Lin Xueyi pensó en su propia habitación y en la de Su Yinxue, y su corazón se encogió de preocupación.
Si alguien podía instalar dispositivos tan horribles en la habitación de Zhang Lifang, entonces era totalmente posible que también estuvieran en su habitación y en la de Su Yinxue.
La idea de que su vida privada pudiera haber sido invadida maliciosamente por otros hizo que Lin Xueyi se sintiera tan débil como Zhang Lifang.

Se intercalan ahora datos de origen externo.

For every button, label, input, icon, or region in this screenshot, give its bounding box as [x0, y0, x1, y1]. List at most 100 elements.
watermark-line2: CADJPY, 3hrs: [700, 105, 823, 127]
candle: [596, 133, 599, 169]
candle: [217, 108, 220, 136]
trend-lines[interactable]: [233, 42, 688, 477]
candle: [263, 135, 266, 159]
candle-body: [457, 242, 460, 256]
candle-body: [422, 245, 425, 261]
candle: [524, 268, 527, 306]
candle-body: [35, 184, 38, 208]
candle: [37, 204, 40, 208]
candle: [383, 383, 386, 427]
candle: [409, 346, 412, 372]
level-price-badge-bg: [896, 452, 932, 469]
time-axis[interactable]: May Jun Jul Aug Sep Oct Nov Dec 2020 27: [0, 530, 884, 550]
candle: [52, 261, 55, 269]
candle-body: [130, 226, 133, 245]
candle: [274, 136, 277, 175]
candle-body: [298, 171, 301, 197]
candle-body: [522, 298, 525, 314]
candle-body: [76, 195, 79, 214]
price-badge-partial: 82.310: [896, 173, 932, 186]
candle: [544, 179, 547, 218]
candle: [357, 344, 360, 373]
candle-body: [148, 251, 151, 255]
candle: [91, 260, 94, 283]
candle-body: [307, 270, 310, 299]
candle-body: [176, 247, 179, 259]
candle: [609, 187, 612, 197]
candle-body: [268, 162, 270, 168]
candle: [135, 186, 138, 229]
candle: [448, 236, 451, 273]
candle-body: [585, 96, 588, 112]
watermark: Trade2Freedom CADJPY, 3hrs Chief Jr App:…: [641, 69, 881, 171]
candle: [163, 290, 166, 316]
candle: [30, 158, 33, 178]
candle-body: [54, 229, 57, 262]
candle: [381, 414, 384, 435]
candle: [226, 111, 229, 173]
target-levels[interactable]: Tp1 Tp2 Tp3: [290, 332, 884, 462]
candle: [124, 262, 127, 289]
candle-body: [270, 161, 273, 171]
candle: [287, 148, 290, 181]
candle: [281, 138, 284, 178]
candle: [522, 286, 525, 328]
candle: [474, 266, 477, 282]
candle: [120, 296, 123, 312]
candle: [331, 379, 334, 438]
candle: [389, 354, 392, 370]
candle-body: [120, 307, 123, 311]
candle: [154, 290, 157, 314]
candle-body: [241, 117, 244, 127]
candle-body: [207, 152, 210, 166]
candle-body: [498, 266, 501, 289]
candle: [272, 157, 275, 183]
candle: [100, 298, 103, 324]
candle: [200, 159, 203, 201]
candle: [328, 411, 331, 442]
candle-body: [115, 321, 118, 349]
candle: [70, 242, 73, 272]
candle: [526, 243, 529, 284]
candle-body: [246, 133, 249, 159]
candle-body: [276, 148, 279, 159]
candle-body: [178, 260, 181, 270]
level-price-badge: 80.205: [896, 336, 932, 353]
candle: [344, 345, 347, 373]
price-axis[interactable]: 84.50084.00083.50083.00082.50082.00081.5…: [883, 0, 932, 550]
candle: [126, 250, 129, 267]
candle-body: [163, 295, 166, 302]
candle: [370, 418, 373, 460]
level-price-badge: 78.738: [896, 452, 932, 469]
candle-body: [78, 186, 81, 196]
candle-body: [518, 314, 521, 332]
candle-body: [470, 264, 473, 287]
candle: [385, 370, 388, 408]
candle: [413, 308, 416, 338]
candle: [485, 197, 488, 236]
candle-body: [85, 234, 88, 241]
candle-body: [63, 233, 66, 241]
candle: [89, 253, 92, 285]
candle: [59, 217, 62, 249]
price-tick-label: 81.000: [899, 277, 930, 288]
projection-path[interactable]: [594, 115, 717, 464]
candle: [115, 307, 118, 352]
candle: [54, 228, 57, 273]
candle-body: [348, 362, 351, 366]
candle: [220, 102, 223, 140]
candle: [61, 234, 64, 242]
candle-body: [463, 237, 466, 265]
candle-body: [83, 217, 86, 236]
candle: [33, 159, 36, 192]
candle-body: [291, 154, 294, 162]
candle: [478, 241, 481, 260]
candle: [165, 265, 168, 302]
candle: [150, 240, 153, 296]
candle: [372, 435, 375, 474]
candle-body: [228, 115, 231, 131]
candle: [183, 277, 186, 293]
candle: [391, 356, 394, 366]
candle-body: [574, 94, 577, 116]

Afortunadamente, cuando Yang Fei usó la cámara de su teléfono para revisar la habitación de Lin Xueyi, no encontró ninguna cámara estenopeica.
Luego revisó la habitación de Su Yinxue y tampoco encontró ninguna cámara.
Claramente, el objetivo era Zhang Lifang.
Zhang Lifang estaba pálida y parecía angustiada mientras le mostraba un mensaje de texto a Yang Fei: —Hermano Fei, el culpable ha enviado la información de su cuenta.
Podría reunir el dinero, aunque signifique ir a la quiebra…
veinte millones es factible.
De lo contrario, yo…
Yang Fei negó con la cabeza e impidió que Zhang Lifang continuara, diciendo: —Enviar el dinero no servirá de nada.
—El culpable está jugando con tu desesperación por destruir las fotos, nunca se conformará con solo veinte millones.
No parará hasta que te haya dejado seca.
—Ah, entonces ¿qué debo hacer?
El dinero que dejó Wu Wei, sumado a la venta de la mercancía de Piedra Qingquan, es todo lo que tengo.
La tez de Zhang Lifang se volvió aún más pálida, sin tener ni idea de qué hacer a continuación.
—La única forma ahora es averiguar quién es el culpable y luego obligarlo a entregar estas fotos y grabaciones.
Yang Fei dijo con calma, con un destello de feroz determinación en sus ojos: —Por suerte, lidiar con este tipo de situaciones es mi especialidad.